Anonymous temporary Bluetooth tracking apps are currently being advertised by the government. We are learning more new terms for different strategies: “Mitigation” is the prevention of contact in the sense of flattening the curve, “Suppression” the prevention of contact for the complete eradication of the virus, “Cocooning” the shielding of risk groups, “Containment” the opposite of herd immunisation. And with the whole numbers of dead, infected, recovered, treated, risk groups and unreliable mortality rates, mathematicians and virologists model the potential future of these strategies. For example, a mathematician from Kaiserslautern answers the question: What strategy do we follow in Germany with flatten the curve – suppression or weakening?

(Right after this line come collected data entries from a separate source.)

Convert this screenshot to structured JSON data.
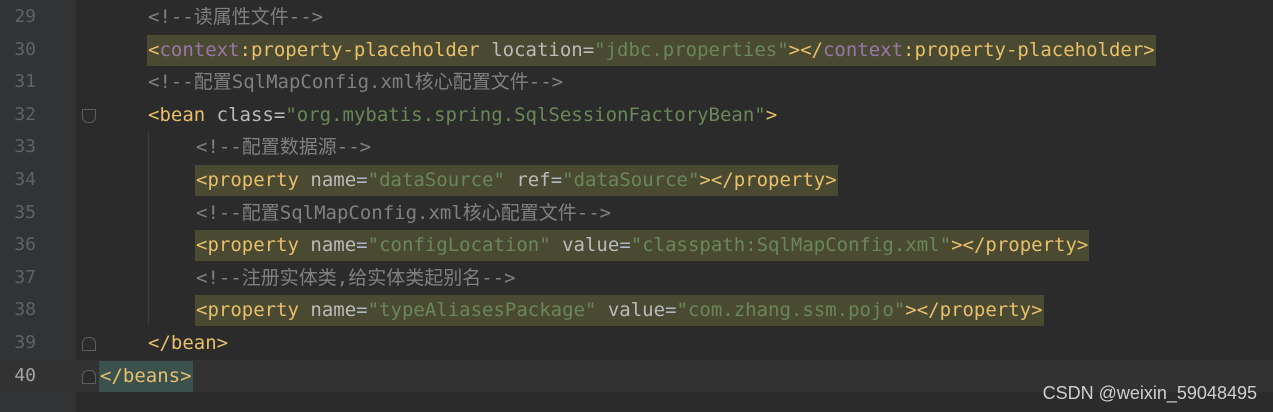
{
  "editor": {
    "lines": [
      {
        "number": "29",
        "text": "<!--读属性文件-->"
      },
      {
        "number": "30",
        "text": "<context:property-placeholder location=\"jdbc.properties\"></context:property-placeholder>"
      },
      {
        "number": "31",
        "text": "<!--配置SqlMapConfig.xml核心配置文件-->"
      },
      {
        "number": "32",
        "text": "<bean class=\"org.mybatis.spring.SqlSessionFactoryBean\">"
      },
      {
        "number": "33",
        "text": "<!--配置数据源-->"
      },
      {
        "number": "34",
        "text": "<property name=\"dataSource\" ref=\"dataSource\"></property>"
      },
      {
        "number": "35",
        "text": "<!--配置SqlMapConfig.xml核心配置文件-->"
      },
      {
        "number": "36",
        "text": "<property name=\"configLocation\" value=\"classpath:SqlMapConfig.xml\"></property>"
      },
      {
        "number": "37",
        "text": "<!--注册实体类,给实体类起别名-->"
      },
      {
        "number": "38",
        "text": "<property name=\"typeAliasesPackage\" value=\"com.zhang.ssm.pojo\"></property>"
      },
      {
        "number": "39",
        "text": "</bean>"
      },
      {
        "number": "40",
        "text": "</beans>"
      }
    ],
    "tokens": {
      "l29": "<!--读属性文件-->",
      "l30_open": "<",
      "l30_ns": "context",
      "l30_tag": ":property-placeholder",
      "l30_attr": "location",
      "l30_eq": "=",
      "l30_val": "\"jdbc.properties\"",
      "l30_close1": "></",
      "l30_ns2": "context",
      "l30_tag2": ":property-placeholder>",
      "l31": "<!--配置SqlMapConfig.xml核心配置文件-->",
      "l32_tag": "<bean",
      "l32_attr": "class",
      "l32_eq": "=",
      "l32_val": "\"org.mybatis.spring.SqlSessionFactoryBean\"",
      "l32_end": ">",
      "l33": "<!--配置数据源-->",
      "l34_tag": "<property",
      "l34_attr1": "name",
      "l34_val1": "\"dataSource\"",
      "l34_attr2": "ref",
      "l34_val2": "\"dataSource\"",
      "l34_end": "></property>",
      "l35": "<!--配置SqlMapConfig.xml核心配置文件-->",
      "l36_tag": "<property",
      "l36_attr1": "name",
      "l36_val1": "\"configLocation\"",
      "l36_attr2": "value",
      "l36_val2": "\"classpath:SqlMapConfig.xml\"",
      "l36_end": "></property>",
      "l37": "<!--注册实体类,给实体类起别名-->",
      "l38_tag": "<property",
      "l38_attr1": "name",
      "l38_val1": "\"typeAliasesPackage\"",
      "l38_attr2": "value",
      "l38_val2": "\"com.zhang.ssm.pojo\"",
      "l38_end": "></property>",
      "l39": "</bean>",
      "l40": "</beans>"
    }
  },
  "watermark": "CSDN @weixin_59048495"
}
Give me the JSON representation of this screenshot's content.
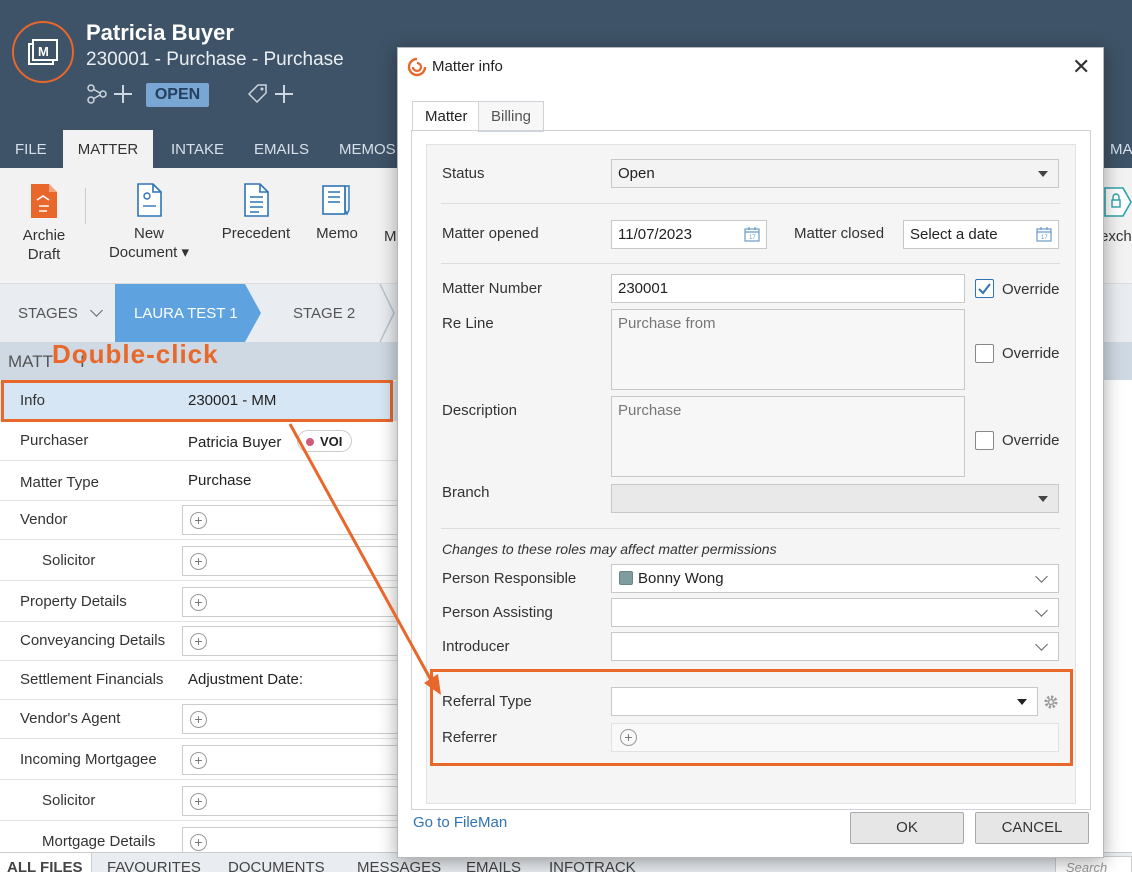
{
  "header": {
    "client_name": "Patricia Buyer",
    "subtitle": "230001 - Purchase - Purchase",
    "status": "OPEN"
  },
  "ribbon_tabs": [
    "FILE",
    "MATTER",
    "INTAKE",
    "EMAILS",
    "MEMOS",
    "MA"
  ],
  "toolbar": {
    "archie_draft": [
      "Archie",
      "Draft"
    ],
    "new_document": [
      "New",
      "Document ▾"
    ],
    "precedent": "Precedent",
    "memo": "Memo",
    "m_partial": "M",
    "exch_partial": "exch"
  },
  "stages": {
    "stages_label": "STAGES",
    "active": "LAURA TEST 1",
    "next": "STAGE 2"
  },
  "matter_section": {
    "heading": "MATT",
    "heading_partial": "I"
  },
  "annotation": {
    "text": "Double-click"
  },
  "rows": [
    {
      "label": "Info",
      "value": "230001 - MM"
    },
    {
      "label": "Purchaser",
      "value": "Patricia Buyer",
      "badge": "VOI"
    },
    {
      "label": "Matter Type",
      "value": "Purchase"
    },
    {
      "label": "Vendor"
    },
    {
      "label": "Solicitor"
    },
    {
      "label": "Property Details"
    },
    {
      "label": "Conveyancing Details"
    },
    {
      "label": "Settlement Financials",
      "value": "Adjustment Date:"
    },
    {
      "label": "Vendor's Agent"
    },
    {
      "label": "Incoming Mortgagee"
    },
    {
      "label": "Solicitor"
    },
    {
      "label": "Mortgage Details"
    }
  ],
  "bottom_tabs": [
    "ALL FILES",
    "FAVOURITES",
    "DOCUMENTS",
    "MESSAGES",
    "EMAILS",
    "INFOTRACK"
  ],
  "bottom_search": "Search",
  "modal": {
    "title": "Matter info",
    "tabs": [
      "Matter",
      "Billing"
    ],
    "status_label": "Status",
    "status_value": "Open",
    "opened_label": "Matter opened",
    "opened_value": "11/07/2023",
    "closed_label": "Matter closed",
    "closed_placeholder": "Select a date",
    "number_label": "Matter Number",
    "number_value": "230001",
    "override": "Override",
    "reline_label": "Re Line",
    "reline_placeholder": "Purchase from",
    "desc_label": "Description",
    "desc_placeholder": "Purchase",
    "branch_label": "Branch",
    "roles_note": "Changes to these roles may affect matter permissions",
    "responsible_label": "Person Responsible",
    "responsible_value": "Bonny Wong",
    "assisting_label": "Person Assisting",
    "introducer_label": "Introducer",
    "referral_type_label": "Referral Type",
    "referrer_label": "Referrer",
    "fileman_link": "Go to FileMan",
    "ok": "OK",
    "cancel": "CANCEL"
  },
  "colors": {
    "header": "#3e5367",
    "accent_orange": "#e8672a",
    "link": "#2f74b5",
    "check": "#2f74b5"
  }
}
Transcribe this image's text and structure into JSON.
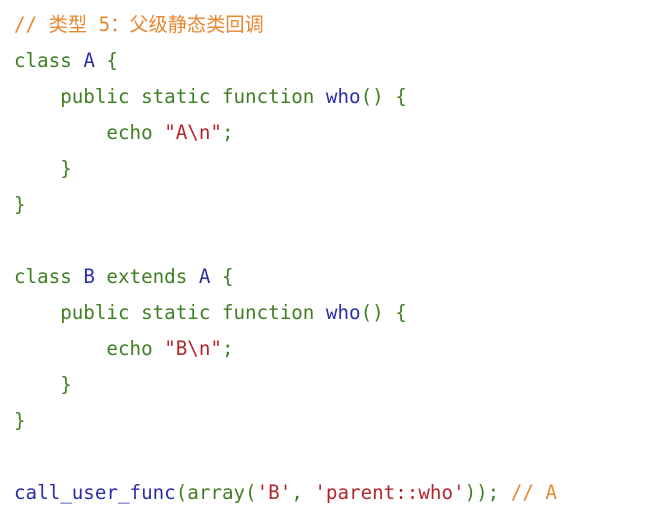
{
  "code": {
    "lines": [
      {
        "tokens": [
          {
            "t": "// 类型 5：父级静态类回调",
            "c": "comment"
          }
        ]
      },
      {
        "tokens": [
          {
            "t": "class ",
            "c": "plain"
          },
          {
            "t": "A",
            "c": "fn"
          },
          {
            "t": " {",
            "c": "plain"
          }
        ]
      },
      {
        "tokens": [
          {
            "t": "    public static function ",
            "c": "plain"
          },
          {
            "t": "who",
            "c": "fn"
          },
          {
            "t": "() {",
            "c": "plain"
          }
        ]
      },
      {
        "tokens": [
          {
            "t": "        echo ",
            "c": "plain"
          },
          {
            "t": "\"A\\n\"",
            "c": "str"
          },
          {
            "t": ";",
            "c": "plain"
          }
        ]
      },
      {
        "tokens": [
          {
            "t": "    }",
            "c": "plain"
          }
        ]
      },
      {
        "tokens": [
          {
            "t": "}",
            "c": "plain"
          }
        ]
      },
      {
        "tokens": []
      },
      {
        "tokens": [
          {
            "t": "class ",
            "c": "plain"
          },
          {
            "t": "B",
            "c": "fn"
          },
          {
            "t": " extends ",
            "c": "plain"
          },
          {
            "t": "A",
            "c": "fn"
          },
          {
            "t": " {",
            "c": "plain"
          }
        ]
      },
      {
        "tokens": [
          {
            "t": "    public static function ",
            "c": "plain"
          },
          {
            "t": "who",
            "c": "fn"
          },
          {
            "t": "() {",
            "c": "plain"
          }
        ]
      },
      {
        "tokens": [
          {
            "t": "        echo ",
            "c": "plain"
          },
          {
            "t": "\"B\\n\"",
            "c": "str"
          },
          {
            "t": ";",
            "c": "plain"
          }
        ]
      },
      {
        "tokens": [
          {
            "t": "    }",
            "c": "plain"
          }
        ]
      },
      {
        "tokens": [
          {
            "t": "}",
            "c": "plain"
          }
        ]
      },
      {
        "tokens": []
      },
      {
        "tokens": [
          {
            "t": "call_user_func",
            "c": "fn"
          },
          {
            "t": "(array(",
            "c": "plain"
          },
          {
            "t": "'B'",
            "c": "str"
          },
          {
            "t": ", ",
            "c": "plain"
          },
          {
            "t": "'parent::who'",
            "c": "str"
          },
          {
            "t": ")); ",
            "c": "plain"
          },
          {
            "t": "// A",
            "c": "comment"
          }
        ]
      }
    ]
  },
  "colors": {
    "plain": "#3f7f24",
    "fn": "#2a2fa8",
    "string": "#b3262d",
    "comment": "#e8872f",
    "background": "#ffffff"
  }
}
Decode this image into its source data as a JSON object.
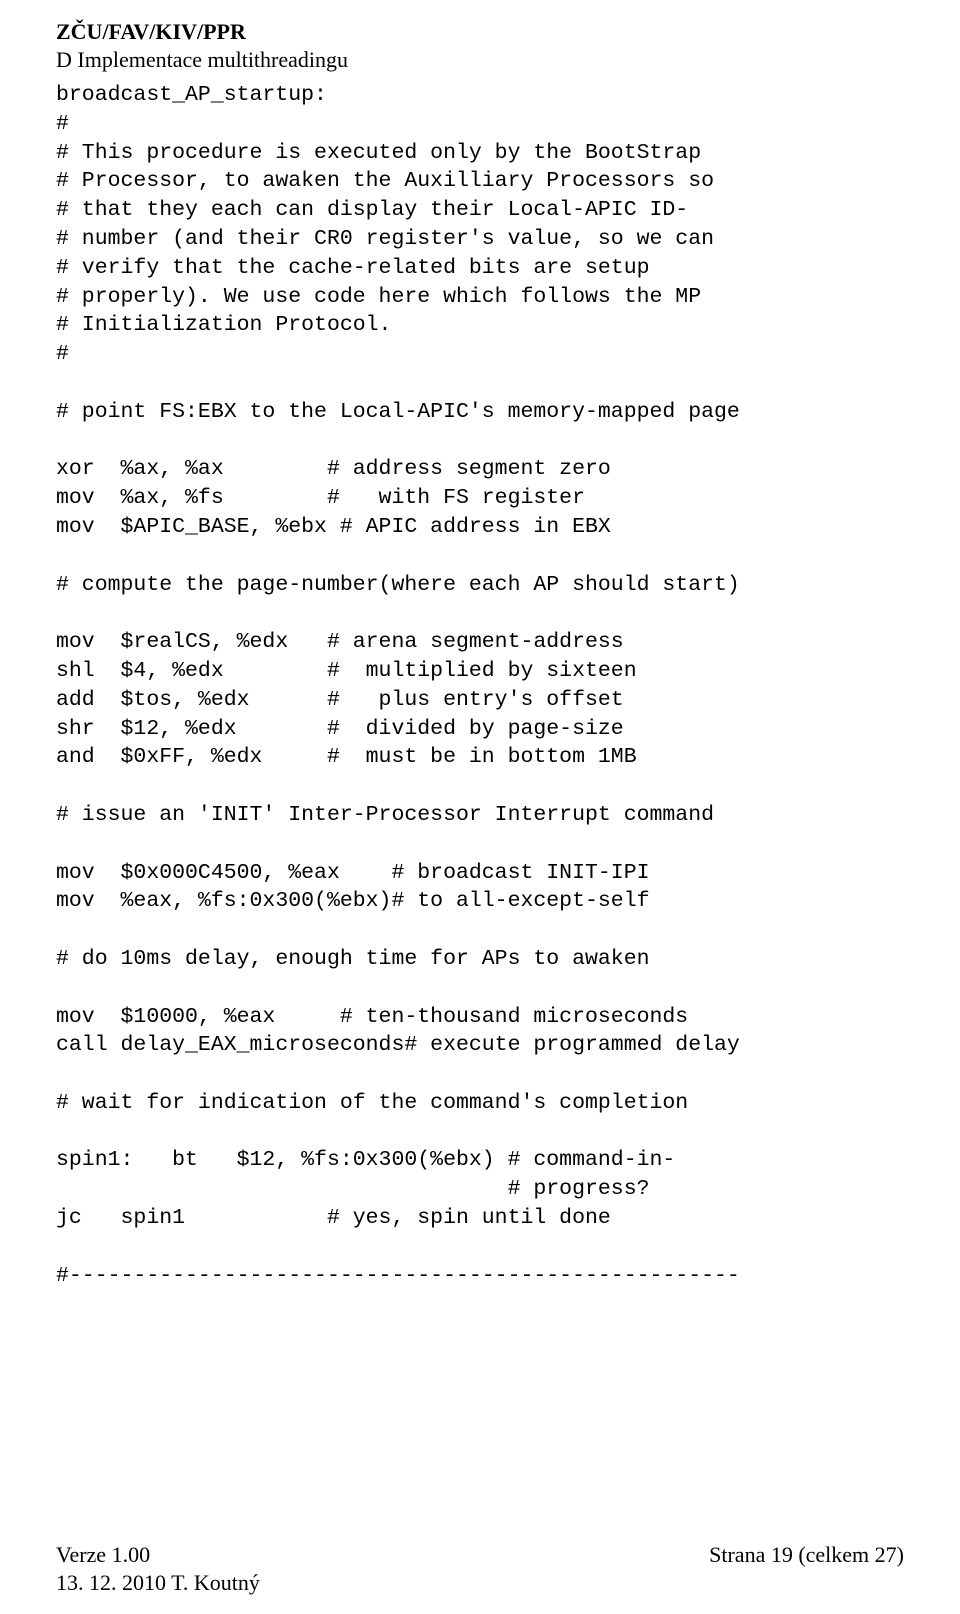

The government has never said that very specifically. It is true that the measures currently in force are very strict. But I don’t know whether they are strict and long-term enough to successfully suppress the virus. That depends on how much you can reduce off-home contacts. If you reduce them by about 90 per cent, it will take just over a year. And if you want Covid-19 to disappear within a year, you would have to permanently eliminate about 95 percent of all off-home contacts, compared to the period from March 5th to 20th. But I would like to emphasize that we have made these estimates based on our simulation model. How exactly it can describe the actual course of the pandemic, as with all models, we will only be able to say afterwards.”

So we can only say afterwards whether the operation was successful and the patient survived? Good thing that mathematicians alone do not decide the fate of the patient.